New Feature: Supplemental Content & Blogroll ¬

2006-07-23

I’ve added a new supplemental content block to the bottom of this page (and will eventually be added to other pages) which currently contains my Required Reading list (i.e. my blogroll). The sites listed there are the most important or most useful out of all my syndicated subscriptions and I’ll be keeping it up to date. It’s also sorted by my current preference.

I have multiple reasons for doing this: 1) to give a little context to the site (what I’m reading), 2) to link to the sites that I feel deserve the traffic, and 3) as a marketing ploy (hopefully, somehow, it’ll come back around).

The design is something that I’ve been working on for a little while now, but I think it’s ready to be released into the wild.
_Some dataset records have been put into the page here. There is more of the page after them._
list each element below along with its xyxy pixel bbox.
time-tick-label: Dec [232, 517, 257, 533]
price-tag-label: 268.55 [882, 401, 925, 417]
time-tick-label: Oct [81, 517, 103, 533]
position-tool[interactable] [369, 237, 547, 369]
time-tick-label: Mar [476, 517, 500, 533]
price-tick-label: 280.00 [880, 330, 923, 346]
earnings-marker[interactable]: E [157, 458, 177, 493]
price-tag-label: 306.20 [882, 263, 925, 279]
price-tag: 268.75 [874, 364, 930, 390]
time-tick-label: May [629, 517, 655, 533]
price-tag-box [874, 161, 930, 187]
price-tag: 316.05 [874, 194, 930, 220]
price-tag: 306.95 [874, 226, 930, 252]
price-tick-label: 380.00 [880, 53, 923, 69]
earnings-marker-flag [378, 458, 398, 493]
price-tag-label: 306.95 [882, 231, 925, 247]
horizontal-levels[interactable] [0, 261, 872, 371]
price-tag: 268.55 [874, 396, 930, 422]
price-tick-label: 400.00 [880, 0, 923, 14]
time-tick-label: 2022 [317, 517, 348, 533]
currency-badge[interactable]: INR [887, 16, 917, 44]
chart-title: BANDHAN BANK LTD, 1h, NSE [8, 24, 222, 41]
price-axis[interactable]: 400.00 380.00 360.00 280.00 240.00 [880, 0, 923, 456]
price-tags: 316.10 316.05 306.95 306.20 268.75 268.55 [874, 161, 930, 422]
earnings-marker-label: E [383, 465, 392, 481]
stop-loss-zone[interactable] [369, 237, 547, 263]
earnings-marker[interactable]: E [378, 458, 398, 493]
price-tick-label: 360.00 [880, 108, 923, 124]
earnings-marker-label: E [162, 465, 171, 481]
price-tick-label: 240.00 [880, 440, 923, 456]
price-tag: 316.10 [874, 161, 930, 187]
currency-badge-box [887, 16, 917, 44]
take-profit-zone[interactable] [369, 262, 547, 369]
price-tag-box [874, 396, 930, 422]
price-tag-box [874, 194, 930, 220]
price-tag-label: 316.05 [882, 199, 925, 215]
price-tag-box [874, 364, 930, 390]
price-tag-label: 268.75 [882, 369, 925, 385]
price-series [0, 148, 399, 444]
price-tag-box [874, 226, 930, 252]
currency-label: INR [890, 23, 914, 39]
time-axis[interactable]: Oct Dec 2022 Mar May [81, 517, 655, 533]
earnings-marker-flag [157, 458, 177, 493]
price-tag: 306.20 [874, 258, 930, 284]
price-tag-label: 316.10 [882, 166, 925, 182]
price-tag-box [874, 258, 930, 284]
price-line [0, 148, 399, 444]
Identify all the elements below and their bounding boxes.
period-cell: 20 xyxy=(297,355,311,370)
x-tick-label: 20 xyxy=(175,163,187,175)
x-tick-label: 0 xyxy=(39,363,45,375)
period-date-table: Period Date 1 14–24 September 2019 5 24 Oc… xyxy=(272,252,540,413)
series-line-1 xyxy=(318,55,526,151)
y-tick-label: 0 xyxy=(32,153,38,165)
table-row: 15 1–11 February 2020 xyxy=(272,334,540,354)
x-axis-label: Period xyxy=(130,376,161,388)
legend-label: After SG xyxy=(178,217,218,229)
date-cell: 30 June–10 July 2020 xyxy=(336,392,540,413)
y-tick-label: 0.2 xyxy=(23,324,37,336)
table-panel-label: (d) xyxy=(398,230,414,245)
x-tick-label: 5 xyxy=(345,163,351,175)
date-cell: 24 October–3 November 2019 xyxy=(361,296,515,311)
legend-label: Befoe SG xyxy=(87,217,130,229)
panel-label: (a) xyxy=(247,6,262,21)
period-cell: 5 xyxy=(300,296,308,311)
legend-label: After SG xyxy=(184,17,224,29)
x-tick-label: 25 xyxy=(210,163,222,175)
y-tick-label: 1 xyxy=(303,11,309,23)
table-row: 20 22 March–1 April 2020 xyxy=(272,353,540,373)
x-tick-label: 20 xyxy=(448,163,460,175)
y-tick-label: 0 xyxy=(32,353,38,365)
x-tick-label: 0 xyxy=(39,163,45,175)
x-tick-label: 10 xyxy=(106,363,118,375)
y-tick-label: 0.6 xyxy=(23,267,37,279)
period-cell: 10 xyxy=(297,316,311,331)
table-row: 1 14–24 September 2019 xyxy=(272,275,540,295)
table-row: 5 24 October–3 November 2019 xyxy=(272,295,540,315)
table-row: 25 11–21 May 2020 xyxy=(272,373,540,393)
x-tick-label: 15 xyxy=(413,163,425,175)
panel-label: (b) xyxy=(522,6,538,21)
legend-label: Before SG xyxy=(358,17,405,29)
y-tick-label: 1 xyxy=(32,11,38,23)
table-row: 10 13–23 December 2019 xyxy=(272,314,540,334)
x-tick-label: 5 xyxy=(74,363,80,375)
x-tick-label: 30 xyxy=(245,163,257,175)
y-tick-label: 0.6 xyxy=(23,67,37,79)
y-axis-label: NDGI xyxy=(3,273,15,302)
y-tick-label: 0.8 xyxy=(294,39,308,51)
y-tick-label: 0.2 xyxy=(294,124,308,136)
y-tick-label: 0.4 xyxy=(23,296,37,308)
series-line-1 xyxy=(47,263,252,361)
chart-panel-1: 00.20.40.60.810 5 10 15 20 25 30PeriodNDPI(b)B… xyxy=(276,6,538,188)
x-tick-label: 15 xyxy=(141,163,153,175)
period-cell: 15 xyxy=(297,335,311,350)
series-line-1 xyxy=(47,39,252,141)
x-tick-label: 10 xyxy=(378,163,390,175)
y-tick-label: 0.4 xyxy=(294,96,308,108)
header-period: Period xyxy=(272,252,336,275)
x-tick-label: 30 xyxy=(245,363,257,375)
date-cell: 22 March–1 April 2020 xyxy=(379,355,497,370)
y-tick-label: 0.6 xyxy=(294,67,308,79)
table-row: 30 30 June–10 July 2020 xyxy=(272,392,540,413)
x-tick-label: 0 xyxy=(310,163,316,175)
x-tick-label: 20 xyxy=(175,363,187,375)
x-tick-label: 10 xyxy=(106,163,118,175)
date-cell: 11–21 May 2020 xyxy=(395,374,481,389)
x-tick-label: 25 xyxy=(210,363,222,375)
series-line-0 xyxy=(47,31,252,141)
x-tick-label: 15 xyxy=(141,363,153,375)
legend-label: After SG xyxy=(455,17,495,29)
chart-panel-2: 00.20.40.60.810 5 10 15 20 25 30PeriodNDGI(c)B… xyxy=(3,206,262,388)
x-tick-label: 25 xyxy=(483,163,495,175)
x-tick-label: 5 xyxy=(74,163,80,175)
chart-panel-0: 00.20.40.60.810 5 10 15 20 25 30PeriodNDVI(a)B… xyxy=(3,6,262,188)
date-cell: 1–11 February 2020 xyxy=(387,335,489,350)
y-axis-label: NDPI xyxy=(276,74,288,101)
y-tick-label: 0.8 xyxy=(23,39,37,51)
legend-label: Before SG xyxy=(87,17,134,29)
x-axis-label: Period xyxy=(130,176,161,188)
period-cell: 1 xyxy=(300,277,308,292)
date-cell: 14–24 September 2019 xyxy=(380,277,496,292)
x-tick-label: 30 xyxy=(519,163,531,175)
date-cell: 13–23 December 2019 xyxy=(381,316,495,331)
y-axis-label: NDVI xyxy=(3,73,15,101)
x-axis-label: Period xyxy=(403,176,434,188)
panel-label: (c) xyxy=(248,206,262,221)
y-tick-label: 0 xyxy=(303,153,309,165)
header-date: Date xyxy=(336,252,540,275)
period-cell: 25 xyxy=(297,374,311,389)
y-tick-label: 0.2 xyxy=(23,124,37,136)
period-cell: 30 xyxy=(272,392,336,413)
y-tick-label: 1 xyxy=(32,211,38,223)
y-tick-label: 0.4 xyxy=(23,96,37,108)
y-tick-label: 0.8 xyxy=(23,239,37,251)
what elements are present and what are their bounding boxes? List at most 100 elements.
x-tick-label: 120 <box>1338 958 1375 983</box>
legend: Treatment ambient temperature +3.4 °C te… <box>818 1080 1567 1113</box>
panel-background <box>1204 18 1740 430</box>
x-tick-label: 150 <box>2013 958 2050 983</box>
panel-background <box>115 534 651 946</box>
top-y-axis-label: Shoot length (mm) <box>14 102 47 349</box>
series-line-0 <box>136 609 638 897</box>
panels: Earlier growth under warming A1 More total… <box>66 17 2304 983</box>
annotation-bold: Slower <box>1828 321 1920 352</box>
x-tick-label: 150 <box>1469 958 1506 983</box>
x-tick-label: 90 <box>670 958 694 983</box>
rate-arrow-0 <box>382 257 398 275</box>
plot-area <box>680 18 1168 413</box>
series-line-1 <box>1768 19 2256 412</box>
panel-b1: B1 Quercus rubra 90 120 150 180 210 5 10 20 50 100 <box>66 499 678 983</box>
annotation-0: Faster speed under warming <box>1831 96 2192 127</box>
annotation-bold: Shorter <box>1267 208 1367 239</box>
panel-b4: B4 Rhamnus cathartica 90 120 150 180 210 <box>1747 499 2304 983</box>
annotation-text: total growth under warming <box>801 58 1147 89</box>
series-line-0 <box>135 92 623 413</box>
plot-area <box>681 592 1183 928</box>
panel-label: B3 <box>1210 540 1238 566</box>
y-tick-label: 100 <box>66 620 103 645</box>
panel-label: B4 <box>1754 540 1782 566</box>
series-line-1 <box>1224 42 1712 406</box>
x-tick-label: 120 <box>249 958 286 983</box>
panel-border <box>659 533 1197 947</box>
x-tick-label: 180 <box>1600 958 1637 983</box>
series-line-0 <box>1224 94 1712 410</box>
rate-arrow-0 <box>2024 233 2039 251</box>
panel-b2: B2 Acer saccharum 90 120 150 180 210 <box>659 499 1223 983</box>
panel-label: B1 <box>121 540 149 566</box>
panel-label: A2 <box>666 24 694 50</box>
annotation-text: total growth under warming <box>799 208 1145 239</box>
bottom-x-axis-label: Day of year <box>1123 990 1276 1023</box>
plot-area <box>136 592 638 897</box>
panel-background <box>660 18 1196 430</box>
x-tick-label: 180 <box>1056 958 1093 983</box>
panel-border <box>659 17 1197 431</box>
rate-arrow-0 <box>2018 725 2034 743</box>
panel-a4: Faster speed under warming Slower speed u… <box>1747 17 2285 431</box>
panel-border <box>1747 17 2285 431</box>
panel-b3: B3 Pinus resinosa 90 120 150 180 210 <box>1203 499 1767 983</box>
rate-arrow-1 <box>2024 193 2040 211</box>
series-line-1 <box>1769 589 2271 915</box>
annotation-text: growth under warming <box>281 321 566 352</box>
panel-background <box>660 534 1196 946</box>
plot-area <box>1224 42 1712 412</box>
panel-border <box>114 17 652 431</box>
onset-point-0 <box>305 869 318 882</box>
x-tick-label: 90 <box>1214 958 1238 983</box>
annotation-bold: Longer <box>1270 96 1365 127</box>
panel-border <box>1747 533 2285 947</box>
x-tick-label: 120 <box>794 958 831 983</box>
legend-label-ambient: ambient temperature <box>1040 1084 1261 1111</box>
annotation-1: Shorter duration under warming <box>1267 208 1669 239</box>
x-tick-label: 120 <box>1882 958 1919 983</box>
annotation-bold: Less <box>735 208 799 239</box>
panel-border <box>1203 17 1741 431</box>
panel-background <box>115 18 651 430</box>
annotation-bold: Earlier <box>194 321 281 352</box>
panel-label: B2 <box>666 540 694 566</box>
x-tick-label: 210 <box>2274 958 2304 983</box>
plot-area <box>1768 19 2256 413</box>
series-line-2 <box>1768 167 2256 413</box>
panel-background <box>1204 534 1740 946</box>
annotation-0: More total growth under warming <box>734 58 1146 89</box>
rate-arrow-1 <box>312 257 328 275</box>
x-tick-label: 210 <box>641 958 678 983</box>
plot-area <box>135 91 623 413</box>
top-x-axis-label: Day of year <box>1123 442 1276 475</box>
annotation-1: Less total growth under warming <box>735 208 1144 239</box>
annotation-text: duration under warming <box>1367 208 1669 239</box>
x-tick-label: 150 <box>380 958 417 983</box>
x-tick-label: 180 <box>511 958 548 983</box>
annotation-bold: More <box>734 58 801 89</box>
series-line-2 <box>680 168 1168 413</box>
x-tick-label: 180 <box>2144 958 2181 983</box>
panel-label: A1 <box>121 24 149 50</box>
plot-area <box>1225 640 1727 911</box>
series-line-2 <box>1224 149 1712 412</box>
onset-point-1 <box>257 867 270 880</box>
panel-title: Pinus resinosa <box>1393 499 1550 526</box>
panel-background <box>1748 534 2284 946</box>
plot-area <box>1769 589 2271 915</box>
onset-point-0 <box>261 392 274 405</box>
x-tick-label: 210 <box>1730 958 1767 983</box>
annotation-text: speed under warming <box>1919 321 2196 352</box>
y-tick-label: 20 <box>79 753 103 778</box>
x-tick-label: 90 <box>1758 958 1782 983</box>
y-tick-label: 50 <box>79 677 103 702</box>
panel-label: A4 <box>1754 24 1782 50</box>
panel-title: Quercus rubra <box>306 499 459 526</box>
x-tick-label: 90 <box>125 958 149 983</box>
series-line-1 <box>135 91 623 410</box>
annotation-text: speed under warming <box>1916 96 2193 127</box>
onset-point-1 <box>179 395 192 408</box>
I don’t think that it’s quite complete as it’s a little tricky to implement in CSS and I think it needs a few other tweaks here and there.

Also, there’s currently an unimplemented piece of the supplemental content section labeled “Something Else”. I’m taking suggestions as what would be most useful there. There are some implementation considerations, so I may rule out some suggestions for those reasons, but please do comment with your ideas.

Update: I’ve also tweaked the article title font and how its underlining works. I just really liked the way I had implemented it in the supplemental content and I was never happy with the titles anyway.